We solved this before in finance. We mapped financial statements to external auditors using standardized rules (GAAP) and enforced liability for fraud.

In my previous essays, I argued for an “Independent Table”—an oversight body modeled on the International Atomic Energy Agency (IAEA) to govern frontier AI safety. Nations don’t self-report uranium enrichment; inspectors physically verify it. We don’t accept ‘trust us’ when the stakes are existential.

We need that exact same structural independence at the enterprise product layer. Real auditability requires independent technical auditors with model access and standardized, cryptographically secure training data attestations. It won’t be perfect, but it will be structurally independent.

Categories of Trust Risk in AI

Ambiguity Vague terms of service that confuse users
Scope Drift Promises that evolve over time
Unintended Leakage Bugs, logs, or edge cases exposing data
Opaque Training No independent verifiability of ingestion
Incentive-Driven Corners Pressure-driven compromises

IV. What Enterprises Should Actually Do Right Now

Until then, AI governance is operating without its audit layer. Enterprise AI deployment is, at some level, an act of faith.
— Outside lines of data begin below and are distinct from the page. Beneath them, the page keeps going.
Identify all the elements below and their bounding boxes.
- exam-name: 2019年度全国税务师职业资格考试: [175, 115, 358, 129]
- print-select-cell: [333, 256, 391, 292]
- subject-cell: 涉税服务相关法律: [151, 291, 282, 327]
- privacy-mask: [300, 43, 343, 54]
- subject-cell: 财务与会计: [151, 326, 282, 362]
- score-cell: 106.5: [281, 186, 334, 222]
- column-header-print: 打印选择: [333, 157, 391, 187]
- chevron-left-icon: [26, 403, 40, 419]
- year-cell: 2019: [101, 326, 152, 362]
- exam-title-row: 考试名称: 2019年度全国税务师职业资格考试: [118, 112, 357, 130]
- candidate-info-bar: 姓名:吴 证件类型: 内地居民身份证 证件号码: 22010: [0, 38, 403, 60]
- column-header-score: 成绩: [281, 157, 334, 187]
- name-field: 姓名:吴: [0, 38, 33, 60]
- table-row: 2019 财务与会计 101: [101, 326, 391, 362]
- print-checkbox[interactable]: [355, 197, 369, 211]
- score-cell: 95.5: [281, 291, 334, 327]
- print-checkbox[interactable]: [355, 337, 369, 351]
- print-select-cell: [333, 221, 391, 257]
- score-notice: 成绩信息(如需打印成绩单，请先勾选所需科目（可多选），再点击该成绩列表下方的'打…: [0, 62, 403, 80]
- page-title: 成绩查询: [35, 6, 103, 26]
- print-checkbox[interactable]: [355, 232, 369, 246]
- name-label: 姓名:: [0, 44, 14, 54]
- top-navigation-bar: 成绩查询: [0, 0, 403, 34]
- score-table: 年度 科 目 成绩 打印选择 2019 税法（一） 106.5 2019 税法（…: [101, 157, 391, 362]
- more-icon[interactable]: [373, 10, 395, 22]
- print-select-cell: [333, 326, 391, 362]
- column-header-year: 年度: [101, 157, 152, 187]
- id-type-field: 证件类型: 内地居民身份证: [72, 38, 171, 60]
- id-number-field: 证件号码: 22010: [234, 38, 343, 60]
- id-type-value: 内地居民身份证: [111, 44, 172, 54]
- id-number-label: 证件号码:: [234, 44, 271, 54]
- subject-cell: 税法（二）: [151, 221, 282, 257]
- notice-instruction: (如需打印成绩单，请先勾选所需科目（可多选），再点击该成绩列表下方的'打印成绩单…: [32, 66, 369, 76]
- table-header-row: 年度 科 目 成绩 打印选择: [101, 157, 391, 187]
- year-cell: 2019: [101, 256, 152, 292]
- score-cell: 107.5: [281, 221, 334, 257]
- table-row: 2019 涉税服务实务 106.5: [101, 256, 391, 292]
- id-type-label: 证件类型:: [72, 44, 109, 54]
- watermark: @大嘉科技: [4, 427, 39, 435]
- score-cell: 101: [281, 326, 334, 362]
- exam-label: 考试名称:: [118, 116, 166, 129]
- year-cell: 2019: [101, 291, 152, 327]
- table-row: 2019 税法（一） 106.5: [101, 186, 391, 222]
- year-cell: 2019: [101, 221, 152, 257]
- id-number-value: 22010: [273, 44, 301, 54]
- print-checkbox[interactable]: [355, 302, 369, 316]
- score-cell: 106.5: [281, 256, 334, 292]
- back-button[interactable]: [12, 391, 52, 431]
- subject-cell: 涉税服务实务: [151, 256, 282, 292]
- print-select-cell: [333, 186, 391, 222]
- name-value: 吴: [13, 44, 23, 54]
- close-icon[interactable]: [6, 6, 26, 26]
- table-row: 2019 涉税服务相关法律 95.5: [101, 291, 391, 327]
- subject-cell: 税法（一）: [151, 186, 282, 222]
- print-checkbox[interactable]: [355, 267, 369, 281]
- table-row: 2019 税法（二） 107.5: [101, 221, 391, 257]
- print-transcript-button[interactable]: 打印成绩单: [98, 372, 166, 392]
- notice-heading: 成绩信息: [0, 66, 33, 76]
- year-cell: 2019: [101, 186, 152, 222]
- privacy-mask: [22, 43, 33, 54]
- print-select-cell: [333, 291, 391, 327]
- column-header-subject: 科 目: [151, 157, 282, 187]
Enterprises cannot wait for regulation. We must adopt a posture of Zero Trust Architecture applied to AI data governance: Assume breach. Verify continuously. Treat AI vendors the way modern security treats networks: trust nothing, verify what you can, and assume the rest is risk.

Practically, this means:

  1. Tiered Data Classification: Air-gap your most critical intellectual property from all public LLMs, regardless of opt-out promises.
  2. Contractual Teeth: Demand strict, specific data handling requirements and vendor liability for unauthorized training ingestion in enterprise contracts.
  3. Probing Questionnaires: Do not accept standard SOC 2 reports as proof of data privacy. Ask specific questions about their training data pipelines and internal access controls.

Enterprise AI adoption is accelerating.

But until we close the audit gap, we are building the future of enterprise technology on an unverifiable promise.

Faith is not a risk management strategy.